How to reverse the decline in Egypt’s morality
As their citizens evolve, nations’ cultural norms go through clear ups and downs. The dilemma in Egypt is that morality is on a sharp downward trend, with no sign of a possible change of course. We Egyptians used to abide by a significant set of moral values that constituted a common ethical code among rich and poor, well-educated and illiterate. Today, the values that we had happily espoused for centuries have deteriorated seriously, reaching a risky, low level of immorality.
One of our main morality dilemmas is our overconfidence in our individual perspectives concerning righteousness and sin. Certain behaviors and practices that, in the eyes of a given group of Egyptians are absolutely perfect, may be perceived to be completely indecent by others, who share the same background. Each Egyptian citizen operates according to his or her own “manual” of what they define as moral values; there no longer appears to be a common norm that is shared by the entire society.
People normally need to have a clearly defined moral framework and set of guidelines that they can follow. This does not currently exist in Egypt — and it is probably absent on purpose. Alternatively, or even ahead of applying a moral guideline, Egypt needs proper law enforcement that, if well applied, will fine-tune citizens’ behaviors. This kind of government failing in the fields of law enforcement and morality has left the entire Egyptian population to move unguided in a grey area of immorality and unapplied laws.
The Egyptian state often argues that it is doing its best to rule and stabilize Egypt and its large population, while some pundits believe that our deteriorating morality is due to our accumulating economic challenges and the substantial increase in our population. In fact, I believe that the decline in our moral values is the result of the defects in the present government’s approach to ruling its citizens. Poverty and illiteracy are common socioeconomic factors that have existed in our history for centuries; nevertheless, even when both were in effect, individual citizens used to apply a high degree of morality.

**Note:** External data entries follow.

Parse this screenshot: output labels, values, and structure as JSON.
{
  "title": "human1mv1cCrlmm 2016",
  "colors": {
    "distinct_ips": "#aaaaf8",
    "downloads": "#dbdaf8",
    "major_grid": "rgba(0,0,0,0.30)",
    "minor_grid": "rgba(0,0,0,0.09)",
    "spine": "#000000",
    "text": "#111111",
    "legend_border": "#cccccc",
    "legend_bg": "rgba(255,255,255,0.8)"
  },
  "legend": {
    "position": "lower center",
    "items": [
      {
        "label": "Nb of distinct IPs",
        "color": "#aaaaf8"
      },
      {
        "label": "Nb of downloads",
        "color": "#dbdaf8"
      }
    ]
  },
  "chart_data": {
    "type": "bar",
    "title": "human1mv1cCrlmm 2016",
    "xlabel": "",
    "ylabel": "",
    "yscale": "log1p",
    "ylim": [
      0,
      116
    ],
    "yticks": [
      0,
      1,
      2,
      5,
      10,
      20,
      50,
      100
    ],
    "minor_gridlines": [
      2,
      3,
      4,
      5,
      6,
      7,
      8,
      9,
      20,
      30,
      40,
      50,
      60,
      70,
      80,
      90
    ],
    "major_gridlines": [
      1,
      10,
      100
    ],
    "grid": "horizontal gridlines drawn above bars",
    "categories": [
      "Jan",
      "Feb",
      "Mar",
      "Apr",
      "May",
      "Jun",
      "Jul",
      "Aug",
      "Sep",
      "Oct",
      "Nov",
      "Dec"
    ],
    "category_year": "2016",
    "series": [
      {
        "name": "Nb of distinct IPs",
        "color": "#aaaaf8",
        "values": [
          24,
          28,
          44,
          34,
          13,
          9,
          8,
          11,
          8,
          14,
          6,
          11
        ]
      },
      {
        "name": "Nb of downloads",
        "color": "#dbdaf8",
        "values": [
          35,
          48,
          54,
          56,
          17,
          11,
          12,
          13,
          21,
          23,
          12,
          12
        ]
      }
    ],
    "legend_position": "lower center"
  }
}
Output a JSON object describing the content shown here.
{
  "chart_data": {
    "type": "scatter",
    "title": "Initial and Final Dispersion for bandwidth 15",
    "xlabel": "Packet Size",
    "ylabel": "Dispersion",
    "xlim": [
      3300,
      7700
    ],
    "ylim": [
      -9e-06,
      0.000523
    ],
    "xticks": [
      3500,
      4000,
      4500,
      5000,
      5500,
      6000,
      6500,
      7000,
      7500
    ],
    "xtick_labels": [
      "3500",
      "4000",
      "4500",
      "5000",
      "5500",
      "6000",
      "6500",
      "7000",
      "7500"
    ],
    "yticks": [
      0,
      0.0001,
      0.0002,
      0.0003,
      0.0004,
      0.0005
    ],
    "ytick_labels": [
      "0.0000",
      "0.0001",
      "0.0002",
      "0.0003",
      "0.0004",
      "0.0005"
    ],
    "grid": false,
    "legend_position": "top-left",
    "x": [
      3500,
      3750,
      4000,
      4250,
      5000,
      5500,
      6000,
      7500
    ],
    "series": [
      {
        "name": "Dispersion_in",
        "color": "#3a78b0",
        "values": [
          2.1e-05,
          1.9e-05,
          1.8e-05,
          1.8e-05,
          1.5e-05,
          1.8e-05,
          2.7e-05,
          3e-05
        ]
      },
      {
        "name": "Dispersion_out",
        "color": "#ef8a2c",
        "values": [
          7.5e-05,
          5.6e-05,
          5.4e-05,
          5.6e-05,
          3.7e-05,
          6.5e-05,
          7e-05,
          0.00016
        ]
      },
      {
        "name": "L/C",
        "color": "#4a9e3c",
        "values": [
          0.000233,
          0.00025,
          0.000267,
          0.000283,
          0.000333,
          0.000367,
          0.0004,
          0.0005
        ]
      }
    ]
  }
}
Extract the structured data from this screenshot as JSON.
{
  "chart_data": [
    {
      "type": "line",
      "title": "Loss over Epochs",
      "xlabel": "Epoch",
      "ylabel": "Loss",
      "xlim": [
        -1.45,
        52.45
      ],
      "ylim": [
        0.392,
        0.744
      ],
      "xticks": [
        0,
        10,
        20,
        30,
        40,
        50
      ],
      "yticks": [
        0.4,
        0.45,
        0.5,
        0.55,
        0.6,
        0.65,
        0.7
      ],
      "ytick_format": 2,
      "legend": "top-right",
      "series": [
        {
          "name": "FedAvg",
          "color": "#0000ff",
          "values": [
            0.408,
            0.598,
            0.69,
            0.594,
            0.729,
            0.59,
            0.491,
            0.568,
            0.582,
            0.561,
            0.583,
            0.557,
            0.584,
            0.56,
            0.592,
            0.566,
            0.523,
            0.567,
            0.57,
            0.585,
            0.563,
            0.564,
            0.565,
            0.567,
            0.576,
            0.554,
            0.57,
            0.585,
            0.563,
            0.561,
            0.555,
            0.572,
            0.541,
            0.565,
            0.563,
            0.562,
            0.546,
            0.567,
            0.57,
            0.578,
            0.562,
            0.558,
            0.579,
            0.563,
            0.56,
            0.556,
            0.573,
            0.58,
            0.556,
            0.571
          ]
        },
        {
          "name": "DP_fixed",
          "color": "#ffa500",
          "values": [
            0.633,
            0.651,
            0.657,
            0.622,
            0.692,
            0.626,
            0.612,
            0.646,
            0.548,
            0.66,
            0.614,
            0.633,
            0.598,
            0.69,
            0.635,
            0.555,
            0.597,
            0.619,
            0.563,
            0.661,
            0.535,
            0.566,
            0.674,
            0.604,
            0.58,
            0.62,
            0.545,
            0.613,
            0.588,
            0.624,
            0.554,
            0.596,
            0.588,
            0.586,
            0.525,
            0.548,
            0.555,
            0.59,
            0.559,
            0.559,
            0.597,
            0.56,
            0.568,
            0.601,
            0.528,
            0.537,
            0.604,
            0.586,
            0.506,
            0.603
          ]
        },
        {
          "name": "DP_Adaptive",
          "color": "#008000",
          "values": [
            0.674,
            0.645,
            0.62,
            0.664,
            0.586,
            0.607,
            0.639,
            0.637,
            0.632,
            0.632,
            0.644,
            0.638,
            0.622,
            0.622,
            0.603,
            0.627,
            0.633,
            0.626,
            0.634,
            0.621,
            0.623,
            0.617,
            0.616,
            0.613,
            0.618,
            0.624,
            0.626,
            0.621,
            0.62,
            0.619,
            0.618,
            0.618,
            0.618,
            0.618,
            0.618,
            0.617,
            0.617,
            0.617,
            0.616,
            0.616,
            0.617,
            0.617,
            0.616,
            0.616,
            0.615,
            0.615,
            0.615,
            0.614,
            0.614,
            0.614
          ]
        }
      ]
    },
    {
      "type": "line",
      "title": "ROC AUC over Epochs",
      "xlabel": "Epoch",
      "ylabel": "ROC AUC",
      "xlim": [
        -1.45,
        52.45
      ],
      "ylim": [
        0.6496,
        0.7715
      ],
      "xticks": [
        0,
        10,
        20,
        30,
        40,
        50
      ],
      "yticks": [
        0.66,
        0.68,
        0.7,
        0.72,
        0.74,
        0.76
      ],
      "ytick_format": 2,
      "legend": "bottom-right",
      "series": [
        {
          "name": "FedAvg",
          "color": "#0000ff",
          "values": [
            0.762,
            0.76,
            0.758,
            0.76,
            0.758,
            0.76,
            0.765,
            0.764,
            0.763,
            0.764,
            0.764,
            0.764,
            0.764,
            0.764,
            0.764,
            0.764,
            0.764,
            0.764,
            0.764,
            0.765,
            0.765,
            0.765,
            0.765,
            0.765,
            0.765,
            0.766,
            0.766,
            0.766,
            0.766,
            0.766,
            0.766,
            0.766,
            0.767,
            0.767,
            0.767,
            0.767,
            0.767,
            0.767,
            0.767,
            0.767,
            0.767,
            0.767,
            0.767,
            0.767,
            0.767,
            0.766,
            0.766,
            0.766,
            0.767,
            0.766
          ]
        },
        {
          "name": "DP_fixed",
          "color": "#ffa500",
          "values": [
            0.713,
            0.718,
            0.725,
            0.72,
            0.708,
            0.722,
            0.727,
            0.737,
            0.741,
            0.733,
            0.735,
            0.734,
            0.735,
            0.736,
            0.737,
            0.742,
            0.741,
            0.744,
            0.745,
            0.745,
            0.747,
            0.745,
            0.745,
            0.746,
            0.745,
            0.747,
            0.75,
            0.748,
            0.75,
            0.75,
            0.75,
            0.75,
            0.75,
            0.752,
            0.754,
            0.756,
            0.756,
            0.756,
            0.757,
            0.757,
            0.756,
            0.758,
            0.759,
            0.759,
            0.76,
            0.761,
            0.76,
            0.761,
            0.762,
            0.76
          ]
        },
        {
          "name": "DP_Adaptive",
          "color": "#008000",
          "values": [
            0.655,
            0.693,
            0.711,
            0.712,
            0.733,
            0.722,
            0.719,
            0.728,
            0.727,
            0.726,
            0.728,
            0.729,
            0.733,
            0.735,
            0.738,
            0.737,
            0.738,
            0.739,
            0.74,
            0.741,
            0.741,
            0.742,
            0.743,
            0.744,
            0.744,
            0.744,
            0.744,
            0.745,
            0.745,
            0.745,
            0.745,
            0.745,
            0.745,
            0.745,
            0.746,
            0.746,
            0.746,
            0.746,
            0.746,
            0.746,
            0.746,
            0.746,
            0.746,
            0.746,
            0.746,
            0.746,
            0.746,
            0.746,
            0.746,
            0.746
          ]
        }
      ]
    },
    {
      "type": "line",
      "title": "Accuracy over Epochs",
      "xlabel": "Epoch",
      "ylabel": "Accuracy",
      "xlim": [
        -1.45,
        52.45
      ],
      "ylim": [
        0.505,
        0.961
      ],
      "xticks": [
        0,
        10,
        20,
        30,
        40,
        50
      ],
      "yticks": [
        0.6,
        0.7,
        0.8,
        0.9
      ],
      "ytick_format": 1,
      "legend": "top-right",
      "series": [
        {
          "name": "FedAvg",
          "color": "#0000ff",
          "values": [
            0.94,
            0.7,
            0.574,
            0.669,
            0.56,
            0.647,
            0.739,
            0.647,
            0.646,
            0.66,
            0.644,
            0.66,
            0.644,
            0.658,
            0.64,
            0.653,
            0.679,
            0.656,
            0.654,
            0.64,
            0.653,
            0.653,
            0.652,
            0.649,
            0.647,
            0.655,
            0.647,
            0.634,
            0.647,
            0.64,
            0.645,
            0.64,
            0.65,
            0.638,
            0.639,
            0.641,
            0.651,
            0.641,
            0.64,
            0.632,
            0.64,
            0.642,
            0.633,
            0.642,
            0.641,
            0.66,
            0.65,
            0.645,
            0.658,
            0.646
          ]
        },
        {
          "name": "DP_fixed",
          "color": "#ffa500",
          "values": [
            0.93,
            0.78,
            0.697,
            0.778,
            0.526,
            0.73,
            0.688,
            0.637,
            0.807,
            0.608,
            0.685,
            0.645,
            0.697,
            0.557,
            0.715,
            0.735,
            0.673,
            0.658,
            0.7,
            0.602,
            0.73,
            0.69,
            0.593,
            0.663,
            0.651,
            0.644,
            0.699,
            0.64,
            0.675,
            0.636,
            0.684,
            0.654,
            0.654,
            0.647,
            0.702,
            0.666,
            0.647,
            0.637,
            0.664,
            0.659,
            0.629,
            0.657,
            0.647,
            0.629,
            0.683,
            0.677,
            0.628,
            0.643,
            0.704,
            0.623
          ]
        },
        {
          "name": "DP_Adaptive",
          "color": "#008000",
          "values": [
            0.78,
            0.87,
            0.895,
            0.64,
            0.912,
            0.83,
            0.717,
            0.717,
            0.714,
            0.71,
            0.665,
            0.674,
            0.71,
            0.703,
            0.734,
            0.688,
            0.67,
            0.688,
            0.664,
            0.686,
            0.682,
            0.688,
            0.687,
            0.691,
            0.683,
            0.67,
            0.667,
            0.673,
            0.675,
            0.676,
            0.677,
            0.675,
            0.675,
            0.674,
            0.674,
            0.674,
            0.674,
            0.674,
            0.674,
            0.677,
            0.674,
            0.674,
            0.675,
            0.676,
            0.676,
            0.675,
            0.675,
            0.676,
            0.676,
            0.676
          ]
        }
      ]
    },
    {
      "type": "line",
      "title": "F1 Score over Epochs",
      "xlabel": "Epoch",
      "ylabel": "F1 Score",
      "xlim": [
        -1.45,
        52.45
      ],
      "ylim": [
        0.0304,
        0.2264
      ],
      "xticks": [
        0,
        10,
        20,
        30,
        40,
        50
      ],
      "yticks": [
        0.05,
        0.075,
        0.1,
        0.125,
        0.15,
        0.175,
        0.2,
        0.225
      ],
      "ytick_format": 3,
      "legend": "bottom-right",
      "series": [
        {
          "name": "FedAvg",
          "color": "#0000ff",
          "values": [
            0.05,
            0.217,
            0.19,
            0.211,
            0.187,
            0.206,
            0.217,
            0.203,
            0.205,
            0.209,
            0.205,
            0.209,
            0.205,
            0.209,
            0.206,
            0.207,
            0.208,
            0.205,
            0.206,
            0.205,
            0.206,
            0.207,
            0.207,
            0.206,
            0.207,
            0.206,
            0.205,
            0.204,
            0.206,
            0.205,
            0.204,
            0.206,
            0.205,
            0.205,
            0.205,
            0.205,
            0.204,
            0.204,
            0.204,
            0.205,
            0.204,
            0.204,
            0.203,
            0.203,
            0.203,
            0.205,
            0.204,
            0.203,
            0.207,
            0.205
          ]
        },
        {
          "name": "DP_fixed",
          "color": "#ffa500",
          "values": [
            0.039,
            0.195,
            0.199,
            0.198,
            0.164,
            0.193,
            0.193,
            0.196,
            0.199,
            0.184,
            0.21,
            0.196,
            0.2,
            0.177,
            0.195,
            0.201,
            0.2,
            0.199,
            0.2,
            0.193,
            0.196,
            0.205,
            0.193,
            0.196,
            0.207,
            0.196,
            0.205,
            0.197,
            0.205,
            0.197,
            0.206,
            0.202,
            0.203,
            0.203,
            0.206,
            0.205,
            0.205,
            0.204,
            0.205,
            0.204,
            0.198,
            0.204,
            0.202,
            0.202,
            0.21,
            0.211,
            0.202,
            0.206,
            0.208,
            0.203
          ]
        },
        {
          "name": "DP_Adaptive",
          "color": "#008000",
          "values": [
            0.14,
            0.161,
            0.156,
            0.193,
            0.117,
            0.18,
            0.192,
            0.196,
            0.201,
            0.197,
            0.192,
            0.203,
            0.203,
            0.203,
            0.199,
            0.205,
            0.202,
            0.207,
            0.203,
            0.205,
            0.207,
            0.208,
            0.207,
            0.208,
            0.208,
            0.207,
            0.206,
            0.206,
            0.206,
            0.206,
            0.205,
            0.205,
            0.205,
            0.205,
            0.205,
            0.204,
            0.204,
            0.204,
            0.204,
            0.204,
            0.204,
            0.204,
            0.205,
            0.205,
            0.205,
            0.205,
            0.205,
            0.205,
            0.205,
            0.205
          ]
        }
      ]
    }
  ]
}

One of our main morality dilemmas is our overconfidence in our individual perspectives concerning righteousness and sin
Egyptians who believe that they are abiding by a perfect set of moral values are often comparing their adopted value standards to those of others who obviously suffer from a deficiency of moral values. However, with the mean bar of moral values set so low, the few who feel that they are morally superior are still not complying with the minimum prerequisites of morality. Meanwhile, the application of moral standards functions best when we are certain we can escape the legal consequences of our wrongdoings, yet refrain from unethical behavior that doesn’t comply with our moral values. In Egypt, however, our immorality works to manipulate the rule of law.
The Egyptian state has for decades been prompting individual citizens to look after their personal business interests. This has created a social condition in which Egyptians are fully occupied with maximizing their personal earnings, neglecting to apply any kind of morality. Citizens don’t even notice their moral failings — especially when they observe the immoral behavior of many Egyptian celebrities (politicians, wealthy citizens, artists, famous professionals, etc.).
The creation of this kind of individualistic understanding of morality has generated an immoral, chaotic nation of low integrity, where law enforcement is weak and wherein each citizen justifies his or her immoral acts and accuses the rest of society of being unethical. Meanwhile, the inadequate and dysfunctional rule of law that triggers citizens to commit minor wrongdoings can eventually empower them to undertake immoral acts that may entail illegal activity.
To regain our lost moral values, we need to work in a different direction involving leadership, law enforcement and the development of personal awareness. Executives in various positions need to set the example by implementing moral standards and explaining the benefits of morality for individuals and society. Meanwhile, proper application of the rule of law will certainly fine-tune citizens’ behaviors by prompting them to promote righteousness in society, regardless of personal returns. Egyptians need to realize that a moral society will serve them better.